Many Democratic voters are no doubt wishing that Biden hadn’t run again, and that a new candidate could have been selected months ago. But we can’t turn back the clock. And frankly, anyone who tells you they know the best way for Democrats to win is lying to themselves, to you, or probably both. Voters may not buy the argument that Trump is so dangerous they should support a man they believe to be cognitively unfit for the job, even if many of us believe it’s true (as I do) that Trump is uniquely dangerous, and also that Biden is slower but not actually incapable of carrying out the duties of the presidency. The case for Biden, at this point, hinges either on telling voters that what they’re seeing isn’t real—that Biden is fine and as sharp as ever—or that the stakes are so high they should simply ignore very obvious and troubling deficiencies. I hope voters are willing to do the latter, but it’s not exactly a compelling campaign slogan.
A replacement candidate selected at the convention also isn’t an easy solution, given that the Democratic Party is already profoundly divided, with many on its left flank threatening to pull their votes from Biden and protest the convention over Israel’s war in Gaza, while a farther-left candidate would be a non-starter for a great many moderates the party needs to beat Trump. There is no Bright Young Thing primed to swoop in, unite the left with the middle, and save the day. A weak and Balkanized party picking a late-stage replacement for a presidential candidate is a recipe for a bloodbath where everyone comes out badly wounded and politically hobbled.
This is simply a no-good very-bad place to be in.
In this sea of imperfect choices, though, we need a president who is willing to look hard at what is in the best interests of his party and the American people. And we need those around him to act not out of blind loyalty to a man they love and respect, but out of fealty to the American public—a choice that, thankfully, serves Biden’s interests as well. His choice to run again was understandable—he was mostly doing good and wanted to do more, and he’s a guy who has dreamed of being president his entire adult life—but also overconfident and wrong.
It's time for Biden’s inner circle to do the hardest things friends, colleagues, and loved ones can do: Intervene, knowing it will be tremendously hurtful to the person you care about. The needed interventionists include Biden’s long-time friends and advisers, including those closest to him in the White House; it includes his Democratic predecessors Barack Obama and Bill Clinton, both sharp political and strategic minds. And it must include his wife.
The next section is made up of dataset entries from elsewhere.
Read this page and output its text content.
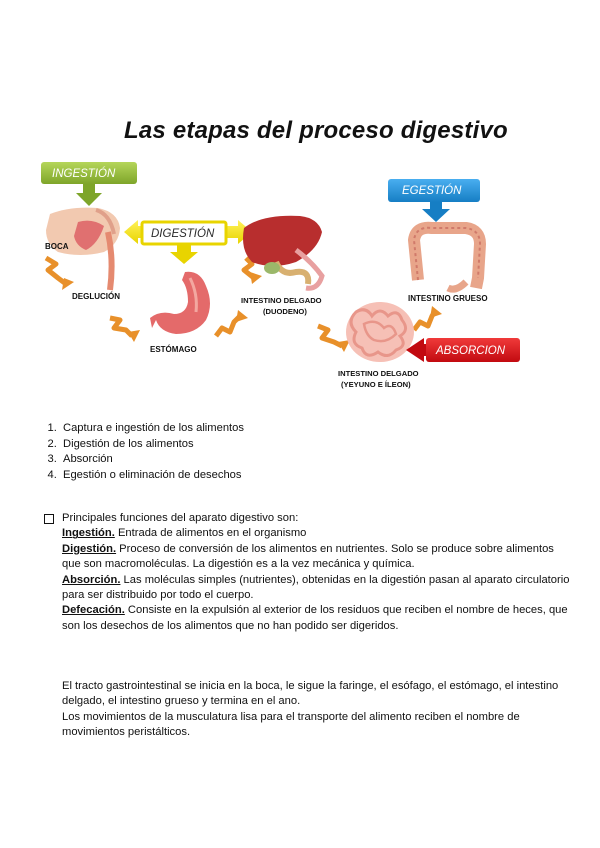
Las etapas del proceso digestivo
INGESTIÓN
BOCA
DEGLUCIÓN
DIGESTIÓN
ESTÓMAGO
INTESTINO DELGADO
(DUODENO)
EGESTIÓN
INTESTINO GRUESO
INTESTINO DELGADO
(YEYUNO E ÍLEON)
ABSORCION
1. Captura e ingestión de los alimentos
2. Digestión de los alimentos
3. Absorción
4. Egestión o eliminación de desechos
Principales funciones del aparato digestivo son:
Ingestión. Entrada de alimentos en el organismo
Digestión. Proceso de conversión de los alimentos en nutrientes. Solo se produce sobre alimentos que son macromoléculas. La digestión es a la vez mecánica y química.
Absorción. Las moléculas simples (nutrientes), obtenidas en la digestión pasan al aparato circulatorio para ser distribuido por todo el cuerpo.
Defecación. Consiste en la expulsión al exterior de los residuos que reciben el nombre de heces, que son los desechos de los alimentos que no han podido ser digeridos.

El tracto gastrointestinal se inicia en la boca, le sigue la faringe, el esófago, el estómago, el intestino delgado, el intestino grueso y termina en el ano.

Los movimientos de la musculatura lisa para el transporte del alimento reciben el nombre de movimientos peristálticos.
Jill Biden no doubt wants to salve her husband’s post-debate wounds, and may herself be in denial about how bad things are. But she does not seem like the kind of yes-honey spouse who contorts reality and herself to please her man. Unlike the last presidential family, the Bidens seem to have a marriage built on mutual respect and admiration; both seem to take each other’s counsel seriously. Joe’s choices are not Jill’s and vice-versa, and she is certainly far down the list of people to blame for the mess we’re collectively in. But she is in a uniquely influential position, and she does seem to be an intelligent, thoughtful, compassionate person who her husband listens to for a reason. Right now, we all need her to step up—not to tell her husband what to do, but to push him to really reflect on what is best for the country, and the hard choices that may be necessary to save it.